To me and many like me, Black Lives Matter is more than a call to action — it is a statement of worth. It means Black hopes and Black dreams matter. It is a struggle for liberation from all oppressive systems that refuse to acknowledge the value of our existence. It is all those things but there is one thing it is not, it is not a trend.
The sweaters removes Black struggle from an equation we are at the center of. “Every Color Matters” denies our struggle. “Only Love Matters” denies that I am judged by law enforcement for my skin. It denies that I pray for my loved ones to come home when they leave the house for a routine errand. It denies that law enforcement is getting away with murder. Moreover, it denies Black people their own fight.
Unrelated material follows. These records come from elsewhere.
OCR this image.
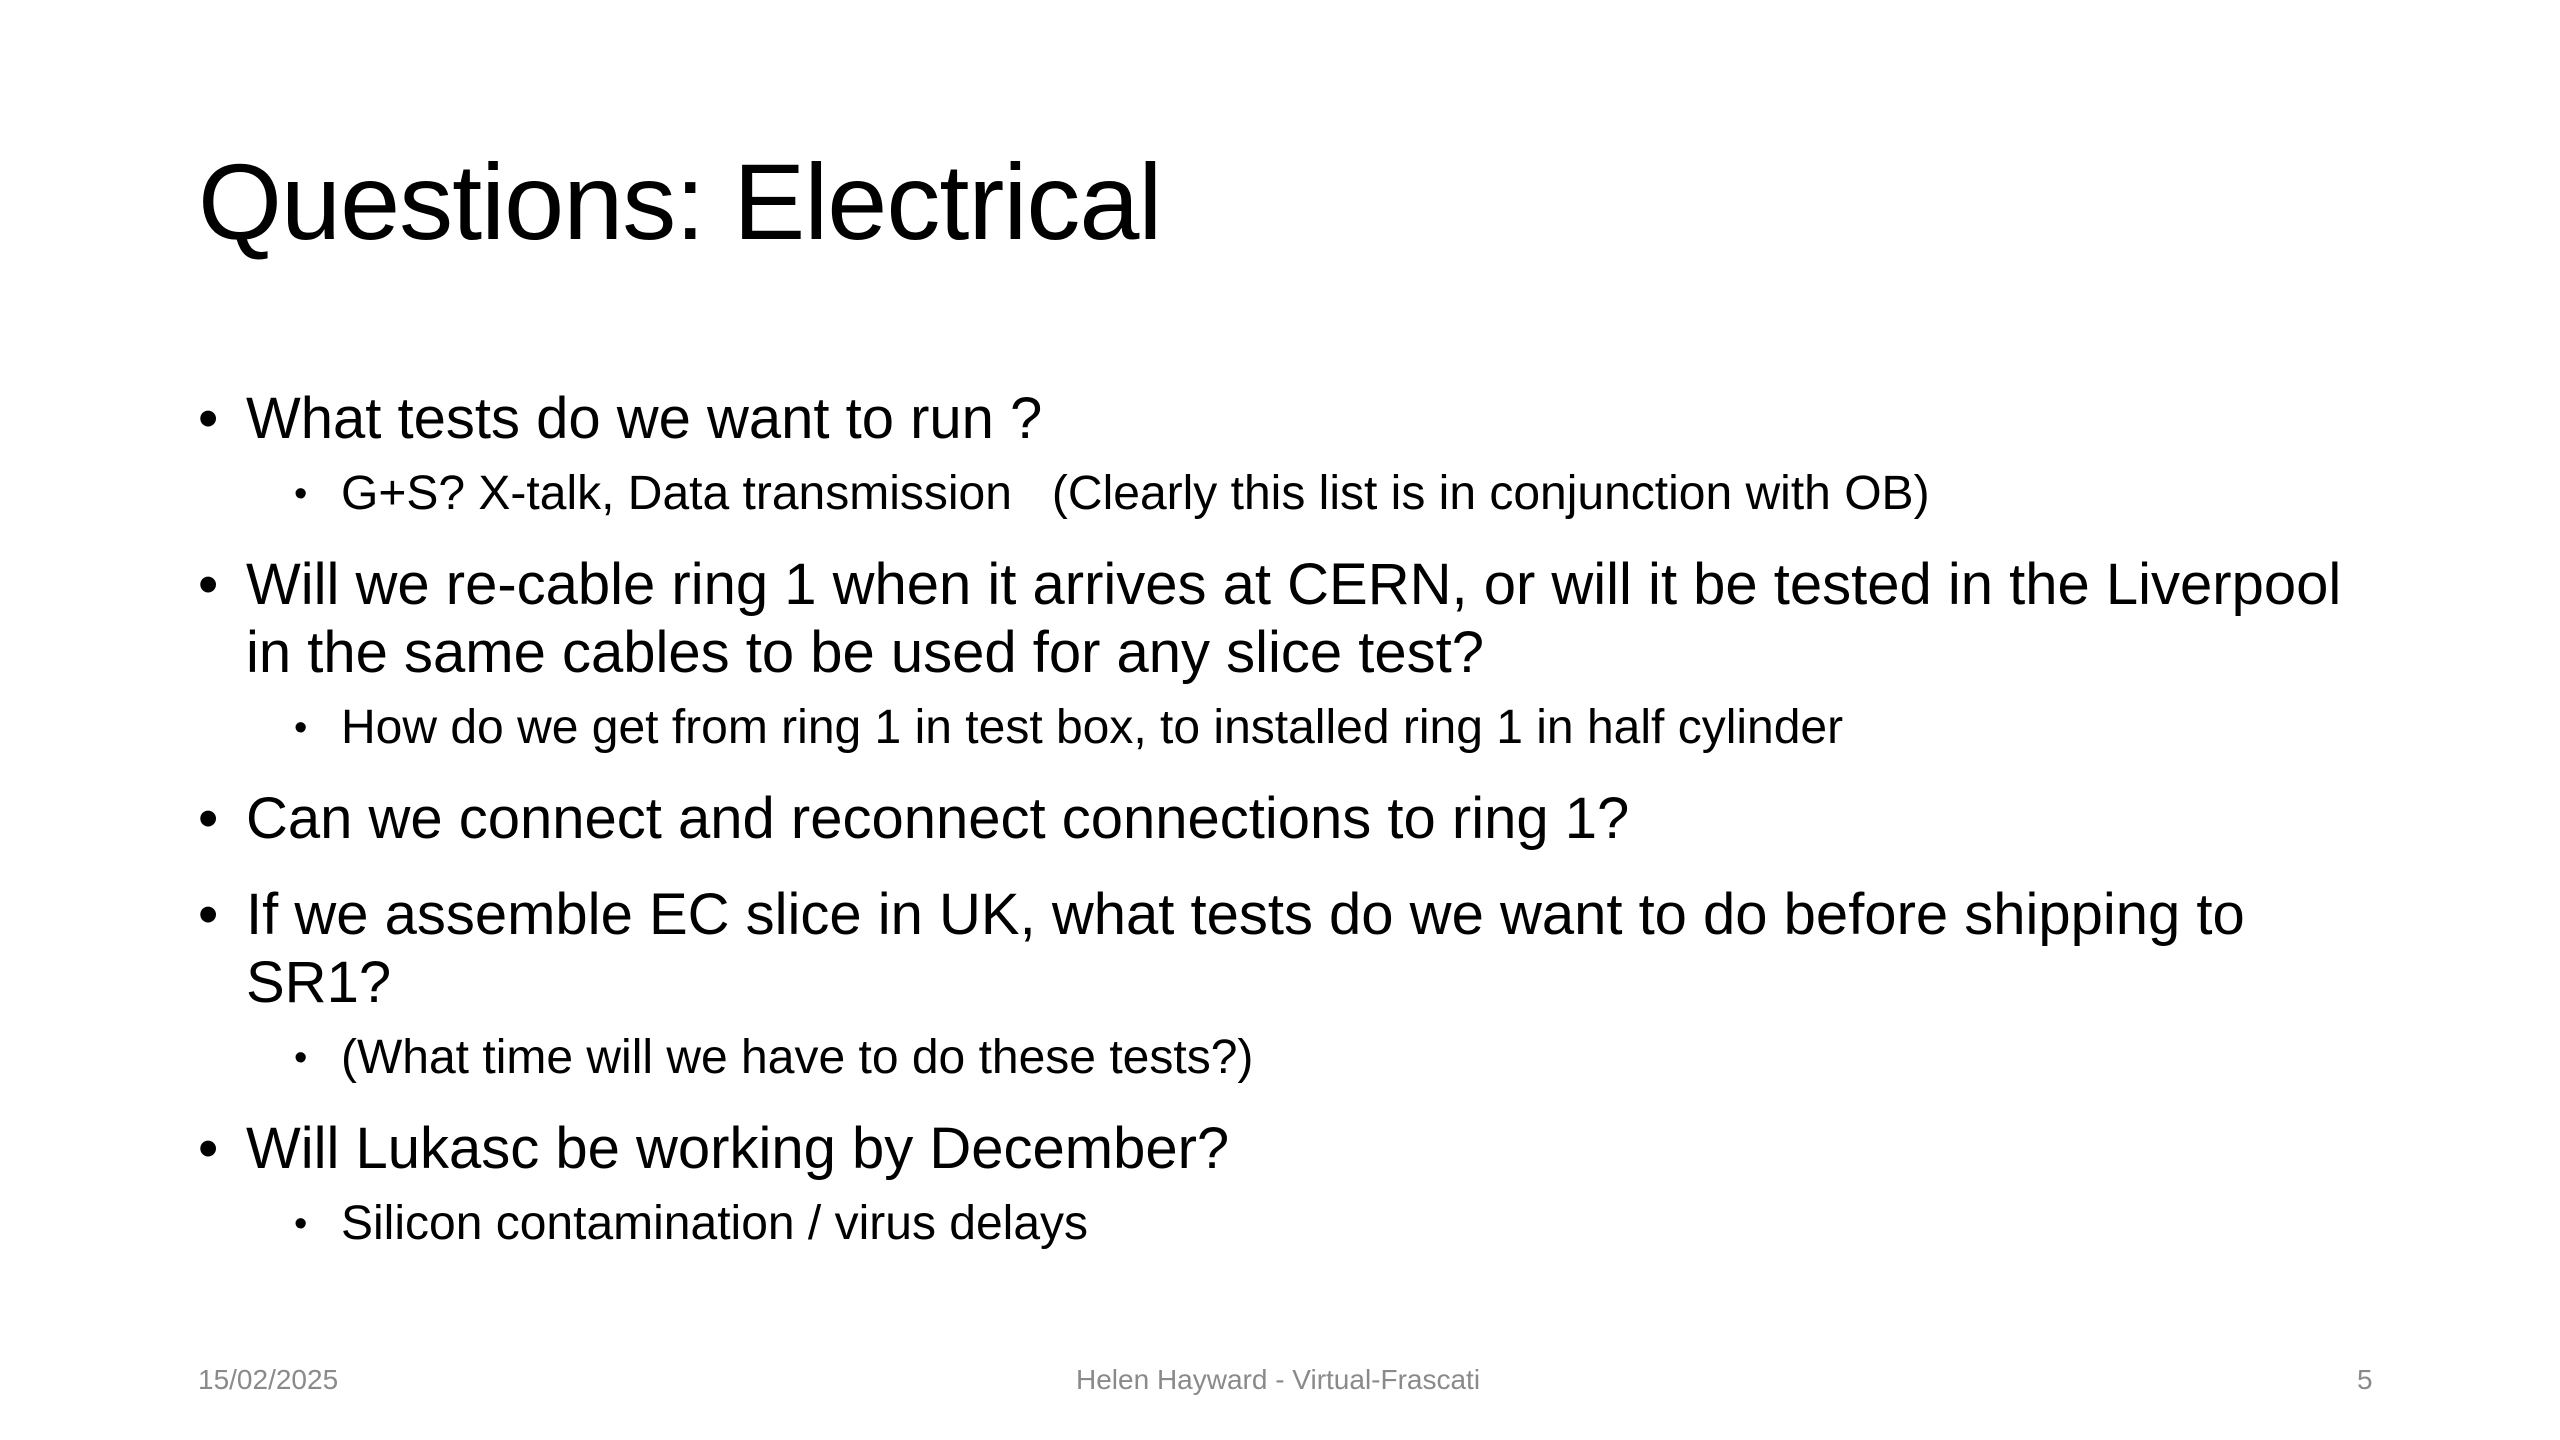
Questions: Electrical

• What tests do we want to run ?

• G+S? X-talk, Data transmission   (Clearly this list is in conjunction with OB)

• Will we re-cable ring 1 when it arrives at CERN, or will it be tested in the Liverpool in the same cables to be used for any slice test?

• How do we get from ring 1 in test box, to installed ring 1 in half cylinder

• Can we connect and reconnect connections to ring 1?

• If we assemble EC slice in UK, what tests do we want to do before shipping to SR1?

• (What time will we have to do these tests?)

• Will Lukasc be working by December?

• Silicon contamination / virus delays

15/02/2025	Helen Hayward - Virtual-Frascati	5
Yes, art can be about self-expression. Jean Michel Basquiat created Defacement (The Death of Michael Stewart) after a young graffiti artist was beaten into a coma by the NYPD. Keith Haring created his “Once Upon a Time” bathroom mural after his diagnosis of AIDS. Since the 2016 election, fashion designers have used their art to fight for freedoms like the aforementioned, too. Think of The Council of Fashion Designers of America’s (CFDA) Fashion Stands with Planned Parenthood initiative or Opening Ceremony’s Action Capsule collection that sells hoodies and tanks emblazoned with the words “Defy,” “Fight,” and “Change” and benefits the ACLU. Even the lack of fashion can infer protest, like Tom Ford, Marc Jacobs, and Sophie Theallet refusing to dress First Lady Melania Trump based on her husband’s proposed policies. Clearly, designers are absolutely correct to stand up for what they believe in and protest however way they deem fit, but Ports 1961’s lack of understanding of the cause is insincere. If the brand could not have just said Black Lives Matter, there should have been silence, not sweaters.